FREYR, which previously sought to serve the energy storage and EV markets, was pursuing a gigawatt-scale battery factory in Coweta County, Georgia. Now the company will take control of Trina’s 5-GW solar panel assembly facility in Wilmer, Texas, paying Trina $340 million for its U.S. manufacturing assets. FREYR details in an investor presentation that it is establishing an operations and intellectual property agreement between Trina and FREYR.
Upon closing of the transaction, which is expected before the end of 2024, FREYR will begin its efforts on domestic cell manufacturing. Site selection is underway with FREYR targeting construction to begin in the second quarter of 2025. The cell outfit should support 1,800 jobs and begin production in 2026.
“We are pleased to announce this transformative transaction, which will immediately position the company as one of the leading solar manufacturing companies in the U.S.,” said Daniel Barcelo, FREYR’s newly appointed CEO. “We are proud to be partnered with Trina Solar, a global manufacturing and solar technology leader. Domestic manufacturing capacity for solar and batteries is essential for energy transition and job creation. The U.S. was once the global leader in solar, and it can be again.”

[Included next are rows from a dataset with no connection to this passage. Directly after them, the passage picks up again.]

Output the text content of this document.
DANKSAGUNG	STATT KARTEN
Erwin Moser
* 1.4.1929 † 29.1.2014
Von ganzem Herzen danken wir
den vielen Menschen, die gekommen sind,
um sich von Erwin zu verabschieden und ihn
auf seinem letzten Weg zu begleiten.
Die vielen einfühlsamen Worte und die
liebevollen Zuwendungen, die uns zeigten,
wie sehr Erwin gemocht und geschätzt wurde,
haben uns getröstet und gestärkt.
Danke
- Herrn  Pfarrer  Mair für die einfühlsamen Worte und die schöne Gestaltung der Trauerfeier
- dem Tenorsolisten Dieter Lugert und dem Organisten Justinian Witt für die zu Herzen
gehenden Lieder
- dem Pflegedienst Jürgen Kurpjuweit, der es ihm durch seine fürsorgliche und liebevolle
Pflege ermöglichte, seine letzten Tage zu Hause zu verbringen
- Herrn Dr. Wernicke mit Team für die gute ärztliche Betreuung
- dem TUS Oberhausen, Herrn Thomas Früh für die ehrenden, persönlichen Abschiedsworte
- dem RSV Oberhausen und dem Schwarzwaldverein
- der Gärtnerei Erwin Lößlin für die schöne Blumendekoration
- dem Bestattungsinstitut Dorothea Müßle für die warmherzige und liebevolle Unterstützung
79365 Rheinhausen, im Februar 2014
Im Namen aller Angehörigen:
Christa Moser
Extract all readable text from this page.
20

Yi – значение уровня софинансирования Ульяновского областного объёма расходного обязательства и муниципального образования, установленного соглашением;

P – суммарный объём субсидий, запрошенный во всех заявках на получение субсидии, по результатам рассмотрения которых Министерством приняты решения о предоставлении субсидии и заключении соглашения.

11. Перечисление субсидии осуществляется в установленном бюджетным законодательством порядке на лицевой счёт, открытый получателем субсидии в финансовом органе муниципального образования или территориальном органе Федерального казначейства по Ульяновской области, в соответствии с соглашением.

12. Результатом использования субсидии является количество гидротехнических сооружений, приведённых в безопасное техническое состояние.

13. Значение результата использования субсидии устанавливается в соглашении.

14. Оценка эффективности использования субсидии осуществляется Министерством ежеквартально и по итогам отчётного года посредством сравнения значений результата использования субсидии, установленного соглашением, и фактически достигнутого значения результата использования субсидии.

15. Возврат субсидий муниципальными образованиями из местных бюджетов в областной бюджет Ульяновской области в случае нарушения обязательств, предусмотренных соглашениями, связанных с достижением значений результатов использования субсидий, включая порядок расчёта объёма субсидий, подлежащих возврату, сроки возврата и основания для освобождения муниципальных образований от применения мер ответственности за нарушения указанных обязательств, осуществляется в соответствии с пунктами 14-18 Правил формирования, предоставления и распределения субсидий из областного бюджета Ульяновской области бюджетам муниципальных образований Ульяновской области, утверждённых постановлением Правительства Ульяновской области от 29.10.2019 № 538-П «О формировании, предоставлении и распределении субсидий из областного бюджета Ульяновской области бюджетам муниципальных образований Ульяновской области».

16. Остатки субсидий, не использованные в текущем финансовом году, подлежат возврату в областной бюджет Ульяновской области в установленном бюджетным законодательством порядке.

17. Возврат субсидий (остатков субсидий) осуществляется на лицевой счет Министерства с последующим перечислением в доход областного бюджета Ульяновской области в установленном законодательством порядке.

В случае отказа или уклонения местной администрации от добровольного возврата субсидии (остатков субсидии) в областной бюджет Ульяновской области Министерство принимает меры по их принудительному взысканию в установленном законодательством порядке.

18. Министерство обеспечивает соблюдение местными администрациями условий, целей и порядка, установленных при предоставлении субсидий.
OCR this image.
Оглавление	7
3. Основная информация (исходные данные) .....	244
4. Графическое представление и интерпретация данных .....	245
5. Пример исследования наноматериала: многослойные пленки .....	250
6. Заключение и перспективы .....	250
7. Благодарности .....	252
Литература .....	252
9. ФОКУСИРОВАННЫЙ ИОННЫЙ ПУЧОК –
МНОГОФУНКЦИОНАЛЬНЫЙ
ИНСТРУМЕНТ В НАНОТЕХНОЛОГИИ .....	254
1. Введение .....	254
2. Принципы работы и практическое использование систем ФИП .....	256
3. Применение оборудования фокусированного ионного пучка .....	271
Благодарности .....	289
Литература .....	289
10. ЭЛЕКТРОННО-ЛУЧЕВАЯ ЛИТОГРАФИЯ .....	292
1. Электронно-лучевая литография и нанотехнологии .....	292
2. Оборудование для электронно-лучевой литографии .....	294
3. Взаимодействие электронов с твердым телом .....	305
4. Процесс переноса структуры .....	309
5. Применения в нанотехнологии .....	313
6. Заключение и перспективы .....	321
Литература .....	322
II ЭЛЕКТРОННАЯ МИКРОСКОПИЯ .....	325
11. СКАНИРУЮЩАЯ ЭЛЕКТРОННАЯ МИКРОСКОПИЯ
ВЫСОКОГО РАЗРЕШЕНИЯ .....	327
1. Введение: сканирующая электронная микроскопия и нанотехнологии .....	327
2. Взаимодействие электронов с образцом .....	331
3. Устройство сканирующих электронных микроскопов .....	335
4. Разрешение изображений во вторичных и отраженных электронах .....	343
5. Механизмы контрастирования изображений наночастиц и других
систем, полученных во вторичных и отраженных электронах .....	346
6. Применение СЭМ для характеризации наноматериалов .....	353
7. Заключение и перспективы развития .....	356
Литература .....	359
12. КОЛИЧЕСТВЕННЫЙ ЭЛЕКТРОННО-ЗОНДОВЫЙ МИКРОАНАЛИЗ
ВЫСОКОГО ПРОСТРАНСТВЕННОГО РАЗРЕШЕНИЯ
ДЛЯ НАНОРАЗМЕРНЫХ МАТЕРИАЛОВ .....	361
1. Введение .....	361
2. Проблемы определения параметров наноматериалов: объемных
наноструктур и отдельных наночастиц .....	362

FREYR said it has secured a U.S. polysilicon supply with Hemlock for its eventual cell production, which establishes a “platform for FREYR’s U.S. solar and battery storage strategy.” The company also announced it has terminated its battery technology license with 24M Technologies, but no further news was released on its potential Georgia battery factory.
Joining FREYR upon closing of the Trina transaction include Trina employees Mingxing Lin as chief strategy officer and Dave Gustafson as chief operating officer.
Solar panels produced by FREYER at the Texas plant will continue to have the Trina brand, and the two companies will jointly market the panels to the U.S. market.
edmund says
freyr battery should look into the new graphene- aluminum solar cell technology which has more output per cell. a 20% increase in power and more durable than conventional solar panel and less stress on the panel. and cheaper to produce and 5x lighter than traditional solar panel.
Ton Jopham says
Trina realizes Trump will inevitably nationalize their plant so they are dumping it. They will probably get minimal IP from the agreement only because of the visibility, but I’m not sure that matters because the Topcon IP is showing it’s weaknesses anyway per the latest PVEL scorecard. Maybe trump can make a deal with Mexico to extract the battery cell production IP from Mexico next
John says
Our government doesn’t nationalize private enterprises. Freyr is more than capable of evaluating the value and profitability of the Trina purchase.
Solarman2 says
“The company also announced it has terminated its battery technology license with 24M Technologies, but no further news was released on its potential Georgia battery factory.”
Interesting, 24M has been supplying materials to Kyocera for their residential Enerezza BESS units since right around 2020-2021. One has to ponder, what this means for FREYR and 24M, was this mutual or does FREYR have something else in the works it thinks will be better than 24M? Some articles online seem to pose a substantial investment in company Aleees LFP chemistry. This seems to suggest FREYR will pivot to Aleees LFP CAM and away from 24M slurry battery technology.